SentNoB: A Dataset for Analysing Sentiment on Noisy Bangla Texts

This is the implementation of our paper "SentNoB: A Dataset for Analysing Sentiment on Noisy Bangla Texts". You can find the paper here.

Abstract

In this paper, we propose an annotated sentiment analysis dataset made of informally written Bangla texts. This dataset comprises public comments on news and videos collected from social media covering 13 different domains, including politics, education, and agriculture. These comments are labeled with one of the polarity labels, namely positive, negative, and neutral. One significant characteristic of the dataset is that each of the comments is noisy in terms of the mix of dialects and grammatical incorrectness. Our experiments to develop a benchmark classification system show that hand-crafted lexical features provide superior performance than neural network and pretrained language models.

Authors

Khondoker Ittehadul Islam 1
Md Saiful Islam 1, 2
Sudipta Kar 3
Mohammad Ruhul Amin 4

1 Shahjalal University of Science and Technology, Bangladesh 2 University of Alberta, Canada 3 Amazon Alexa AI, USA 4 Fordham University, USA

SentNoB Dataset is available here

List of files

Train.csv
Val.csv
Test.csv

Files Format

Column Title	Description
Data	Social media comment
Label	0, 1 or 2 . '0' for neutral, '1' for positive and '2' for negative

INSTALLATION

Requires the following packages:

Python 3.9.7 or higher

It is recommended to use virtual environment packages such as virtualenv.
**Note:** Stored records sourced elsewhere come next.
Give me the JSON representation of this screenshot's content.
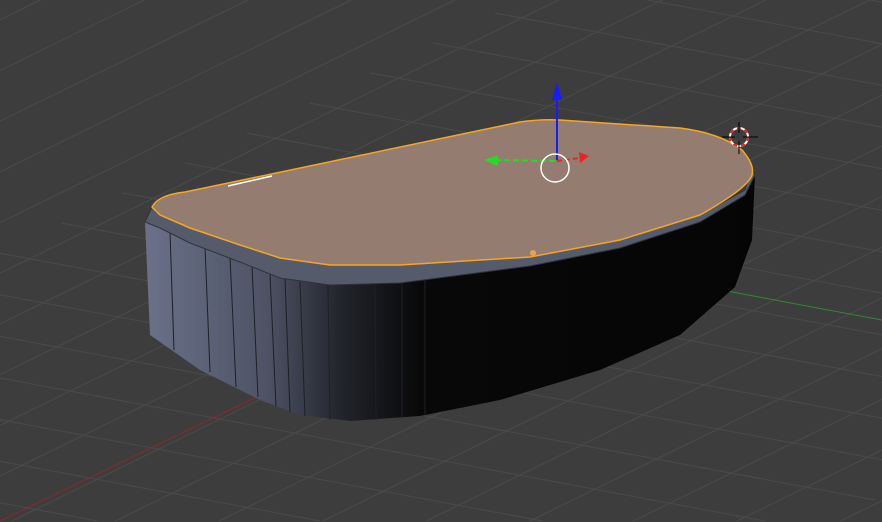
{
  "viewport": {
    "background_color": "#3d3d3d",
    "grid_color": "#4b4b4b",
    "x_axis_color": "#8a2a2a",
    "y_axis_color": "#2f8a2f"
  },
  "object": {
    "top_face_color": "#957c70",
    "selection_outline_color": "#f5a623",
    "side_light_color": "#6a7189",
    "side_dark_color": "#050505",
    "origin_dot_color": "#e8a060"
  },
  "gizmo": {
    "z_color": "#1a1aff",
    "y_color": "#22dd22",
    "x_color": "#ee2222",
    "ring_color": "#ffffff"
  },
  "icons": [
    "transform-gizmo-icon",
    "3d-cursor-icon",
    "object-origin-icon"
  ]
}
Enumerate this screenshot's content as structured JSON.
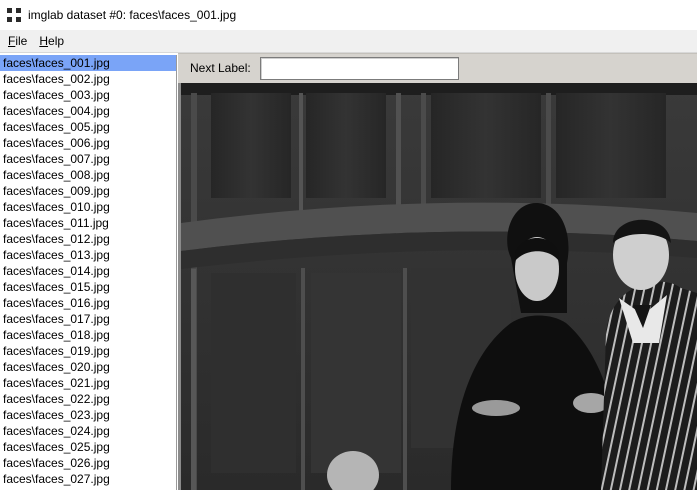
{
  "window": {
    "title": "imglab dataset #0: faces\\faces_001.jpg"
  },
  "menubar": {
    "file": {
      "mnemonic": "F",
      "rest": "ile"
    },
    "help": {
      "mnemonic": "H",
      "rest": "elp"
    }
  },
  "labelbar": {
    "label": "Next Label:",
    "value": ""
  },
  "filelist": {
    "selected_index": 0,
    "items": [
      "faces\\faces_001.jpg",
      "faces\\faces_002.jpg",
      "faces\\faces_003.jpg",
      "faces\\faces_004.jpg",
      "faces\\faces_005.jpg",
      "faces\\faces_006.jpg",
      "faces\\faces_007.jpg",
      "faces\\faces_008.jpg",
      "faces\\faces_009.jpg",
      "faces\\faces_010.jpg",
      "faces\\faces_011.jpg",
      "faces\\faces_012.jpg",
      "faces\\faces_013.jpg",
      "faces\\faces_014.jpg",
      "faces\\faces_015.jpg",
      "faces\\faces_016.jpg",
      "faces\\faces_017.jpg",
      "faces\\faces_018.jpg",
      "faces\\faces_019.jpg",
      "faces\\faces_020.jpg",
      "faces\\faces_021.jpg",
      "faces\\faces_022.jpg",
      "faces\\faces_023.jpg",
      "faces\\faces_024.jpg",
      "faces\\faces_025.jpg",
      "faces\\faces_026.jpg",
      "faces\\faces_027.jpg"
    ]
  },
  "icons": {
    "app": "imglab-app-icon"
  }
}
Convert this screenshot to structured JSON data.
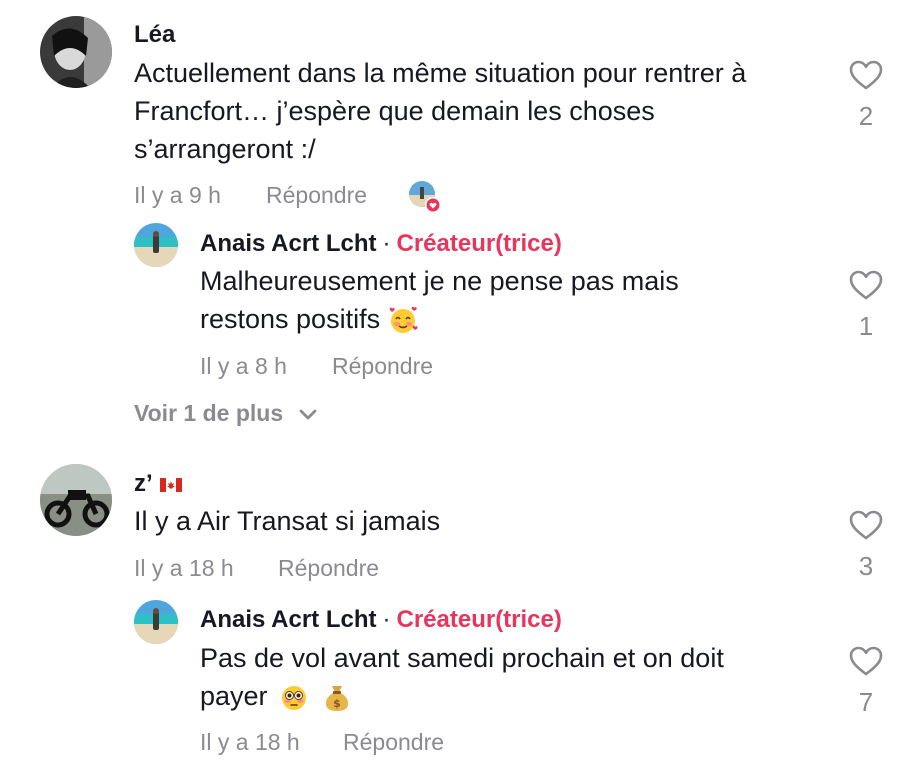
{
  "comments": [
    {
      "username": "Léa",
      "text_lines": [
        "Actuellement dans la même situation pour rentrer à",
        "Francfort… j’espère que demain les choses",
        "s’arrangeront :/"
      ],
      "time": "Il y a 9 h",
      "reply_label": "Répondre",
      "likes": "2",
      "replies": [
        {
          "username": "Anais Acrt Lcht",
          "separator": "·",
          "creator_badge": "Créateur(trice)",
          "text_lines": [
            "Malheureusement je ne pense pas mais",
            "restons positifs"
          ],
          "emoji": "smiling-face-with-hearts",
          "time": "Il y a 8 h",
          "reply_label": "Répondre",
          "likes": "1"
        }
      ],
      "view_more": "Voir 1 de plus"
    },
    {
      "username": "z’",
      "flag": "canada-flag",
      "text_lines": [
        "Il y a Air Transat si jamais"
      ],
      "time": "Il y a 18 h",
      "reply_label": "Répondre",
      "likes": "3",
      "replies": [
        {
          "username": "Anais Acrt Lcht",
          "separator": "·",
          "creator_badge": "Créateur(trice)",
          "text_lines": [
            "Pas de vol avant samedi prochain et on doit",
            "payer"
          ],
          "emoji": "flushed-face, money-bag",
          "time": "Il y a 18 h",
          "reply_label": "Répondre",
          "likes": "7"
        }
      ]
    }
  ],
  "colors": {
    "text": "#161823",
    "muted": "#8a8b91",
    "creator": "#e8355b"
  }
}
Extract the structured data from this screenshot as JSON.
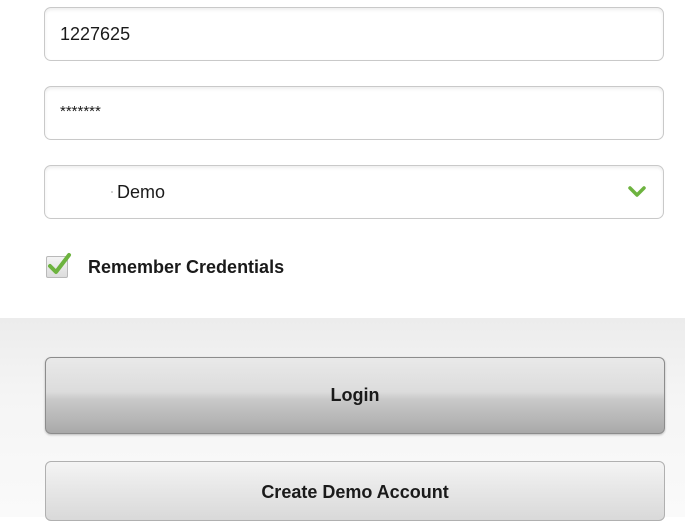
{
  "login_form": {
    "username_value": "1227625",
    "password_value": "*******",
    "server_selected": "Demo",
    "remember_label": "Remember Credentials",
    "remember_checked": true
  },
  "buttons": {
    "login_label": "Login",
    "create_demo_label": "Create Demo Account"
  },
  "colors": {
    "check_green": "#6db33f",
    "chevron_green": "#6db33f"
  },
  "icons": {
    "dropdown": "chevron-down-icon",
    "checkbox": "checkmark-icon"
  }
}
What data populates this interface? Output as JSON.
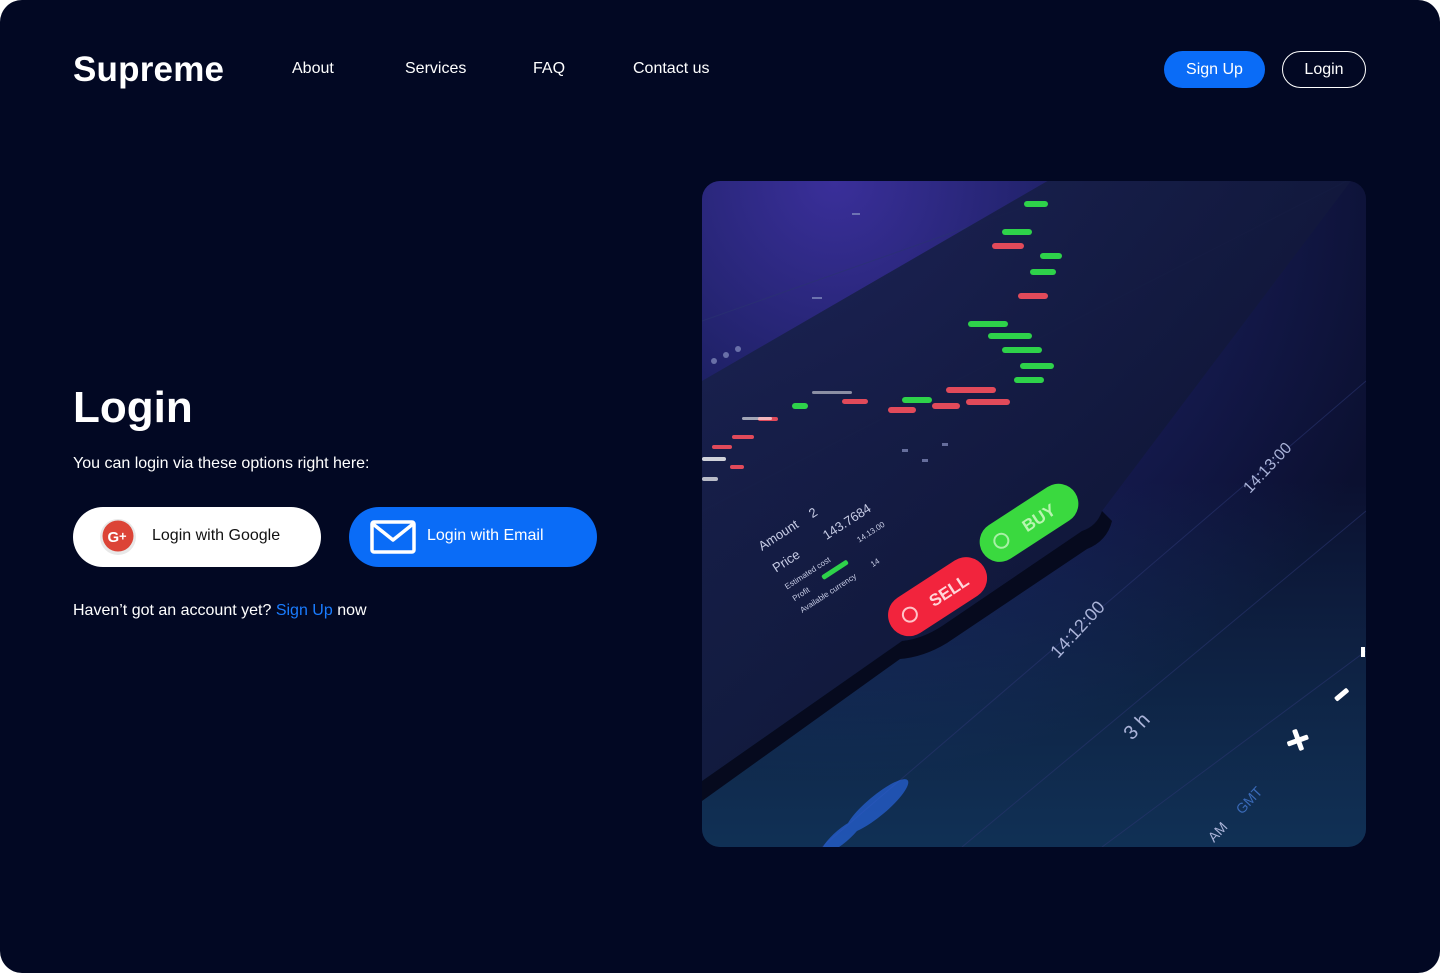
{
  "brand": {
    "logo": "Supreme"
  },
  "nav": {
    "items": [
      {
        "label": "About"
      },
      {
        "label": "Services"
      },
      {
        "label": "FAQ"
      },
      {
        "label": "Contact us"
      }
    ],
    "signup_label": "Sign Up",
    "login_label": "Login"
  },
  "login": {
    "title": "Login",
    "subtitle": "You can login via these options right here:",
    "google_label": "Login with Google",
    "email_label": "Login with Email",
    "no_account_text": "Haven’t got an account yet?",
    "signup_link": "Sign Up",
    "suffix": "now"
  },
  "hero": {
    "order_panel": {
      "amount_label": "Amount",
      "amount_value": "2",
      "price_label": "Price",
      "price_value": "143.7684",
      "estimated_cost_label": "Estimated cost",
      "estimated_cost_value": "14.13.00",
      "profit_label": "Profit",
      "available_label": "Available currency",
      "available_value": "14",
      "buy_label": "BUY",
      "sell_label": "SELL"
    },
    "time_labels": [
      "14:13:00",
      "14:12:00"
    ],
    "timeframe": "3 h",
    "period_label": "AM",
    "timezone": "GMT"
  },
  "colors": {
    "background": "#020823",
    "accent": "#0a6cf7",
    "link": "#1a7cff",
    "buy": "#35d63f",
    "sell": "#f2243d"
  },
  "icons": {
    "google": "google-plus-icon",
    "email": "mail-icon",
    "zoom_in": "plus-icon",
    "zoom_out": "minus-icon"
  }
}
Follow the steps below to setup the project:

Clone this repository via git clone https://github.com/KhondokerIslam/SentNoB.git
Use this command to install required packages pip install -r requirements.txt
Type setup.sh to download bangla fastText embeddings

Usage

Download the SentNoB dataset from here
Unzip the folder
Ensure the folder name is "SentNoB Dataset"
Go to data_processing folder and run python preprocess.py to obtain the preprocessed data.

Feature-Based Experiments

Go to Models folder
Use python feature_based.py
Type in the model name when you will be asked to specify the model name in the console
Model Names (Please follow the paper to read the details about experiments):
- Unigram
- Bigram
- Trigram
- U+B
- B+T
- U+B+T
- Char 2-gram
- Char 3-gram
- Char 4-gram
- Char 5-gram
- C2+C3
- C3+C4
- C4+C5
- C2+C3+C4
- C3+C4+C5
- C2+C3+C4+C5
- U+B+C3+C4+C5
- U+B+C2+C3+C4+C5
- U+B+T+C2+C3+C4+C5
- Embeddings
- U+B+C2+C3+C4+C5+E
- U+B+T+C2+C3+C4+C5+E

Neural Network Experiments

Random Initialize

Go to Models folder
Use "python neural_network_(random).py" to run an experiment.

FastText

Go to Models folder
Use "python neural_network_(fasttext).py" to run an experiment.

mBert

Go to Models folder
Use "python mbert.py" to run an experiment.

Bibtex

@inproceedings{islam2021sentnob,
  title={SentNoB: A Dataset for Analysing Sentiment on Noisy Bangla Texts},
  author={Islam, Khondoker Ittehadul and Kar, Sudipta and Islam, Md Saiful and Amin, Mohammad Ruhul},
  booktitle={Findings of the Association for Computational Linguistics: EMNLP 2021},
  pages={3265--3271},
  year={2021}
}